BOSTON (JTA) — A Jewish scholar's view of the Bible won a $200,000 religion award from a Christian seminary in Kentucky.

"The Bible as It Was," by James Kugel, which deals with early interpretations of the Bible, won the Louisville Presbyterian Theological Seminary's 2001 Louisville Grawemeyer Award in Religion.

Kugel is a professor of Jewish and Hebrew literature at Harvard University and a Bible professor at Israel's Bar-Ilan University.

Looted works of art may find way home

WASHINGTON (JTA) — An agreement reached between American art museums and a U.S. presidential Holocaust commission could pave the way for the return of some Nazi-looted artworks to rightful heirs.

Under the agreement, the museums must disclose on their Web sites the background of all art works acquired between 1933 and 1945 in an effort to determine whether their collections include Nazi-looted works.

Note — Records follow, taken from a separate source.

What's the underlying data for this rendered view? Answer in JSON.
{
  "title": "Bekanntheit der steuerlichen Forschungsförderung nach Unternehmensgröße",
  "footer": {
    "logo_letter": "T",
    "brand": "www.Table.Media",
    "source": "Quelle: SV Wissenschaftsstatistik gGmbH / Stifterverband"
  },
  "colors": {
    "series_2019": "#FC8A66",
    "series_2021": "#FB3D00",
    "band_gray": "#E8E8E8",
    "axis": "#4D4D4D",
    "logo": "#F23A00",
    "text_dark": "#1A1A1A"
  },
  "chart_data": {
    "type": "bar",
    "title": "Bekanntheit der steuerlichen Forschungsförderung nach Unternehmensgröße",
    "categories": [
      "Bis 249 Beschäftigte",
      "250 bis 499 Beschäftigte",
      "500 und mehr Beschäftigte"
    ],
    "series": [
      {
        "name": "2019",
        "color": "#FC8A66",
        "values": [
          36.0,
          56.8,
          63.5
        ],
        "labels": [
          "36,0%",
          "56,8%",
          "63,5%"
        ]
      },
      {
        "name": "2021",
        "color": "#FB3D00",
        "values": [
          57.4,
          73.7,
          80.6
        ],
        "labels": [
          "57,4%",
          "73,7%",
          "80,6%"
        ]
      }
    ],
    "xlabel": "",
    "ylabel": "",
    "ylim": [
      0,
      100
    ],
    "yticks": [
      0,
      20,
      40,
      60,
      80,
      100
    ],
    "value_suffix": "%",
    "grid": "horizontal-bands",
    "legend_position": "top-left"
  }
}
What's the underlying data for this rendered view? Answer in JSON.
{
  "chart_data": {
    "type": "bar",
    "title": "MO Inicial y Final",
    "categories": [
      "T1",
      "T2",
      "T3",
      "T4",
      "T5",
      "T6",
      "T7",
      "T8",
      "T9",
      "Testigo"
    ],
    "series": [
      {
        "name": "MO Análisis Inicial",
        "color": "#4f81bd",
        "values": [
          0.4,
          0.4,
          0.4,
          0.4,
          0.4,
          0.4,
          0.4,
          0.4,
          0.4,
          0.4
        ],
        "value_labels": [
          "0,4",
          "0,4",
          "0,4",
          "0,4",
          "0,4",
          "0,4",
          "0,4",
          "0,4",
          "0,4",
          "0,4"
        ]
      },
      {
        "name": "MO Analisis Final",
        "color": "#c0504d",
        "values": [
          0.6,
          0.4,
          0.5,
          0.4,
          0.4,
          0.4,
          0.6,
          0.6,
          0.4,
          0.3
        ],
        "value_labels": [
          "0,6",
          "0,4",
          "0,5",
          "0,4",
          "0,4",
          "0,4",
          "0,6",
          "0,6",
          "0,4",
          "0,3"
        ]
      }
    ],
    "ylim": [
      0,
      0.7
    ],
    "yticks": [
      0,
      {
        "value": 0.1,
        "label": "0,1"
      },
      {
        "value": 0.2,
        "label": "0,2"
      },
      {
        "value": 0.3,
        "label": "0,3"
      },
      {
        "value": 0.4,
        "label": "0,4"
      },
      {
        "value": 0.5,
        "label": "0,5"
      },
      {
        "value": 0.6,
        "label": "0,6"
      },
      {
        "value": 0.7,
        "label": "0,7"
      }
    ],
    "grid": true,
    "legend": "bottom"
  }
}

Details of the agreement, which reportedly still needs to be finalized, are expected to be released later this month.

Conservative agenda: Combat intermarriage

NEW YORK (JTA) — In what it calls a major attempt to reduce intermarriage, the Conservative movement is spending $250,000 to double membership in youth groups, increase outreach on college campuses and enroll more students at its Jerusalem yeshiva.

The United Synagogue of Conservative Judaism announced the new initiative at a board meeting Monday. The action follows results of a just-published study debunking the myth that most American Jews oppose intermarriage.

More than half of those surveyed disagree with the statement, "It would pain me if my child married a gentile," and 50 percent agree that "it is racist to oppose Jewish-gentile marriages," according to the American Jewish Committee's 2000 Survey of American Jewish Opinion.

Silicon Wadi swallows a Silicon Valley firm

SAN FRANCISCO (JPS) — The Israeli technology firm Optibase Ltd. in announced Monday that it has signed papers to acquire Viewgraphics Inc., a privately held company based in Mountain View.

The aggregate consideration will amount to roughly $30 million in cash and $1.37 million newly issued shares of Optibase's common stock, worth approximately $16.2 million at the agreed trading price of $11.80 per share.

The Herzliya-based firm provides products that enable the preparation and delivery of digital media over broadband networks and are used in such applications as real-time video streaming and digital video archiving.

Optibase, which operates through its wholly owned subsidiary in San Jose has seen its stock fall precipitously during the Nasdaq bear market, losing about 75 percent of its value and dropping from a company worth nearly $400 million to a company now worth around $100 million.

Because of the concentration of established technology companies and new start-ups in Herzliya, Tel Aviv and Jerusalem, Israel has come to be regarded as Silicon Wadi.